Display Settings
System Controls
Spine & Torso
Right Arm (SKEL Features)
Overview
This interactive viewer demonstrates the core concepts from the paper "From Skin to Skeleton: Towards Biomechanically Accurate 3D Digital Humans". The paper introduces SKEL, a parametric 3D human model that combines a standard deformable skin mesh (like SMPL) with a biomechanically realistic and accurate skeleton.
Traditional models in computer vision and graphics often use simplified skeletons with generic ball-and-socket joints, which don't accurately represent human anatomy. This limits their use in fields like biomechanics or medicine. SKEL addresses this by re-rigging the body mesh with a skeleton that has more realistic degrees of freedom (DoFs). This simulation allows you to explore the difference.
How to Use
- Camera Controls: Click and drag to rotate the view. Use the mouse wheel or a two-finger pinch to zoom. Right-click (or two-finger drag) to pan.
- Display Settings: Toggle the visibility of the skin and skeleton. Use the "Model" button to switch between the advanced SKEL model and a simplified SMPL-like model to see the kinematic differences.
- Pose Sliders: Use the sliders to control different parts of the body. Notice the specific controls for the SKEL model, such as "Scapula" and "Forearm Pronation/Supination", which are not typically separated in simpler models.

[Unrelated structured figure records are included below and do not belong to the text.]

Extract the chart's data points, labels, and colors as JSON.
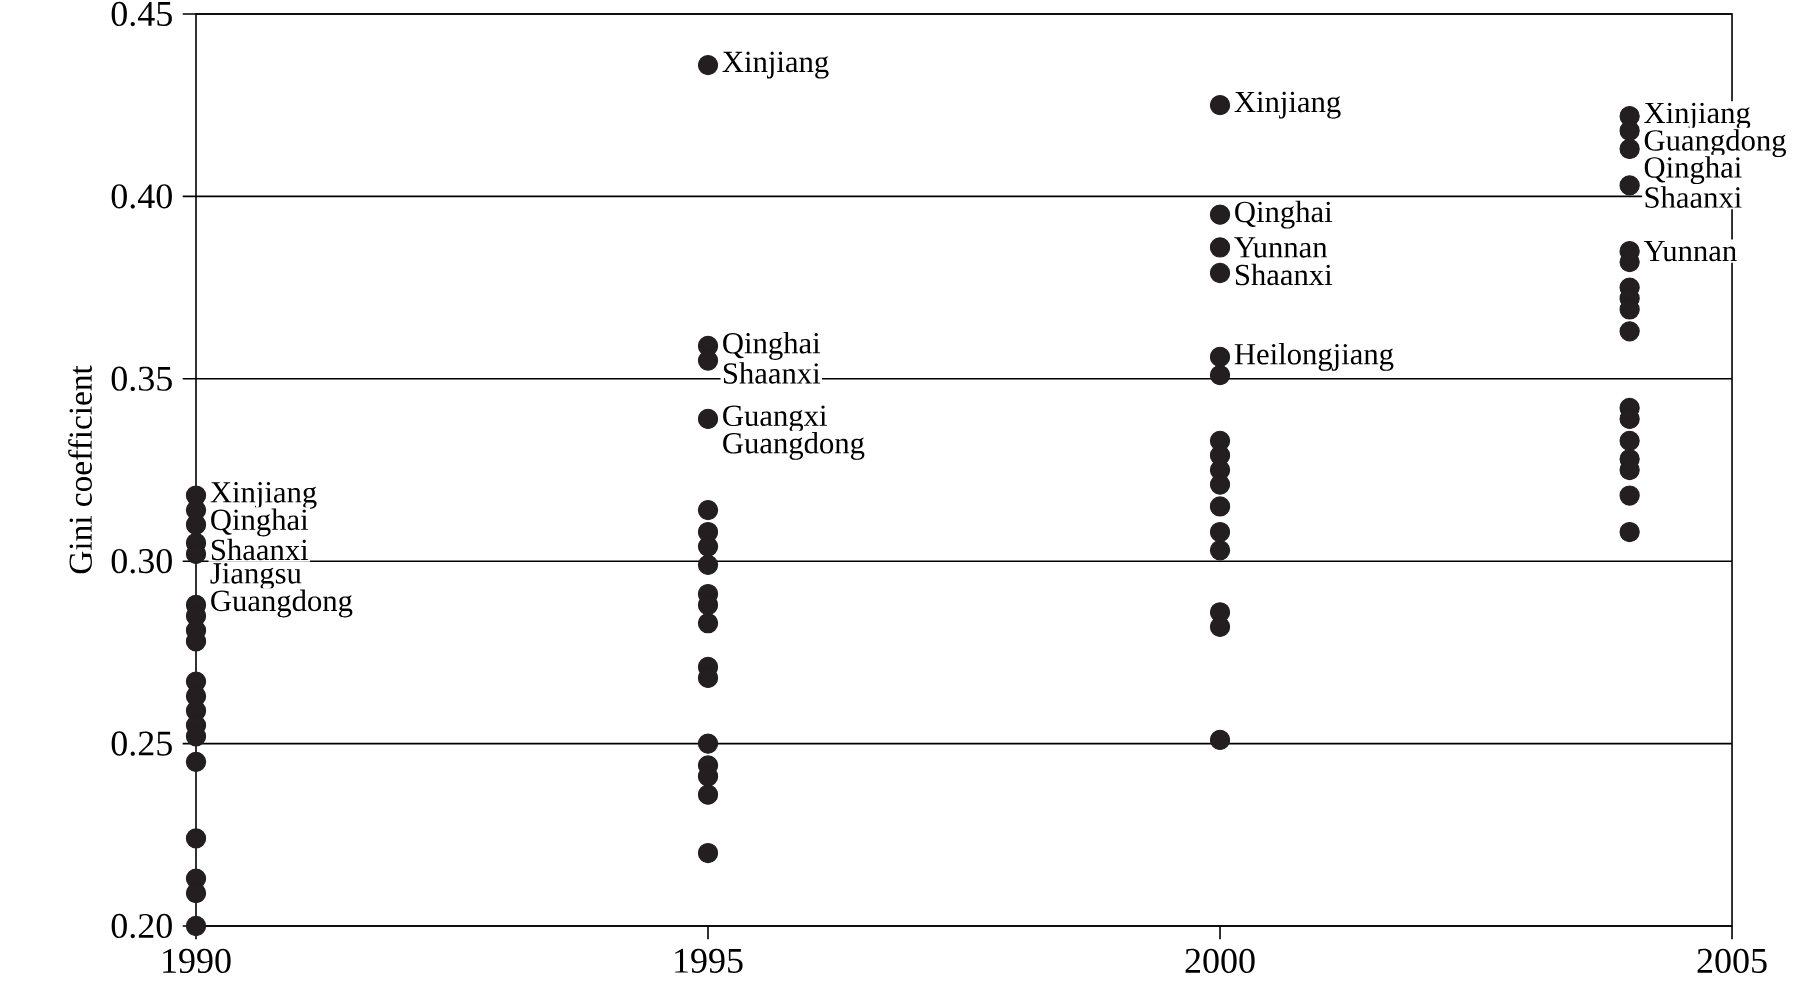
{
  "chart_data": {
    "type": "scatter",
    "ylabel": "Gini coefficient",
    "xlim": [
      1990,
      2005
    ],
    "xticks": [
      1990,
      1995,
      2000,
      2005
    ],
    "ylim": [
      0.2,
      0.45
    ],
    "yticks": [
      {
        "value": 0.2,
        "label": "0.20"
      },
      {
        "value": 0.25,
        "label": "0.25"
      },
      {
        "value": 0.3,
        "label": "0.30"
      },
      {
        "value": 0.35,
        "label": "0.35"
      },
      {
        "value": 0.4,
        "label": "0.40"
      },
      {
        "value": 0.45,
        "label": "0.45"
      }
    ],
    "grid": "y",
    "marker": "circle",
    "series": [
      {
        "color": "#231f20",
        "x": [
          1990,
          1990,
          1990,
          1990,
          1990,
          1990,
          1990,
          1990,
          1990,
          1990,
          1990,
          1990,
          1990,
          1990,
          1990,
          1990,
          1990,
          1990,
          1990
        ],
        "values": [
          0.318,
          0.314,
          0.31,
          0.305,
          0.302,
          0.288,
          0.285,
          0.281,
          0.278,
          0.267,
          0.263,
          0.259,
          0.255,
          0.252,
          0.245,
          0.224,
          0.213,
          0.209,
          0.2
        ]
      },
      {
        "color": "#231f20",
        "x": [
          1995,
          1995,
          1995,
          1995,
          1995,
          1995,
          1995,
          1995,
          1995,
          1995,
          1995,
          1995,
          1995,
          1995,
          1995,
          1995,
          1995,
          1995
        ],
        "values": [
          0.436,
          0.359,
          0.355,
          0.339,
          0.314,
          0.308,
          0.304,
          0.299,
          0.291,
          0.288,
          0.283,
          0.271,
          0.268,
          0.25,
          0.244,
          0.241,
          0.236,
          0.22
        ]
      },
      {
        "color": "#231f20",
        "x": [
          2000,
          2000,
          2000,
          2000,
          2000,
          2000,
          2000,
          2000,
          2000,
          2000,
          2000,
          2000,
          2000,
          2000,
          2000,
          2000
        ],
        "values": [
          0.425,
          0.395,
          0.386,
          0.379,
          0.356,
          0.351,
          0.333,
          0.329,
          0.325,
          0.321,
          0.315,
          0.308,
          0.303,
          0.286,
          0.282,
          0.251
        ]
      },
      {
        "color": "#231f20",
        "x": [
          2004,
          2004,
          2004,
          2004,
          2004,
          2004,
          2004,
          2004,
          2004,
          2004,
          2004,
          2004,
          2004,
          2004,
          2004,
          2004,
          2004
        ],
        "values": [
          0.422,
          0.418,
          0.413,
          0.403,
          0.385,
          0.382,
          0.375,
          0.372,
          0.369,
          0.363,
          0.342,
          0.339,
          0.333,
          0.328,
          0.325,
          0.318,
          0.308
        ]
      }
    ],
    "annotations": [
      {
        "text": "Xinjiang",
        "x": 1990,
        "y": 0.318
      },
      {
        "text": "Qinghai",
        "x": 1990,
        "y": 0.314
      },
      {
        "text": "Shaanxi",
        "x": 1990,
        "y": 0.31
      },
      {
        "text": "Jiangsu",
        "x": 1990,
        "y": 0.305
      },
      {
        "text": "Guangdong",
        "x": 1990,
        "y": 0.302
      },
      {
        "text": "Xinjiang",
        "x": 1995,
        "y": 0.436
      },
      {
        "text": "Qinghai",
        "x": 1995,
        "y": 0.359
      },
      {
        "text": "Shaanxi",
        "x": 1995,
        "y": 0.355
      },
      {
        "text": "Guangxi",
        "x": 1995,
        "y": 0.339
      },
      {
        "text": "Guangdong",
        "x": 1995,
        "y": 0.339
      },
      {
        "text": "Xinjiang",
        "x": 2000,
        "y": 0.425
      },
      {
        "text": "Qinghai",
        "x": 2000,
        "y": 0.395
      },
      {
        "text": "Yunnan",
        "x": 2000,
        "y": 0.386
      },
      {
        "text": "Shaanxi",
        "x": 2000,
        "y": 0.379
      },
      {
        "text": "Heilongjiang",
        "x": 2000,
        "y": 0.356
      },
      {
        "text": "Xinjiang",
        "x": 2004,
        "y": 0.422
      },
      {
        "text": "Guangdong",
        "x": 2004,
        "y": 0.418
      },
      {
        "text": "Qinghai",
        "x": 2004,
        "y": 0.413
      },
      {
        "text": "Shaanxi",
        "x": 2004,
        "y": 0.403
      },
      {
        "text": "Yunnan",
        "x": 2004,
        "y": 0.385
      }
    ]
  }
}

- Play Demo: Press this button to cycle through a demonstration of the model's capabilities, highlighting the unique movements possible with SKEL.
- Sound: Toggle the sonification to hear audio feedback as the joints move.
Future Directions
The SKEL model is a significant step towards unifying computer vision and biomechanics. As outlined in the paper, future work could build upon this foundation in several exciting ways:
- Expressive Hands and Face: Extending the biomechanical rigging to include detailed hand and facial skeletons.
- Muscle Integration: Adding muscle geometry and activation to the model, allowing for physics-based simulations and analysis of forces during movement.
- Improved Skin Deformation: Learning more accurate skin deformations (pose-dependent blend shapes) directly from the new biomechanical parameters, rather than inheriting them from SMPL.
- Clinical Validation: Using the model in clinical settings to diagnose injuries or diseases and comparing its accuracy against traditional motion capture methods.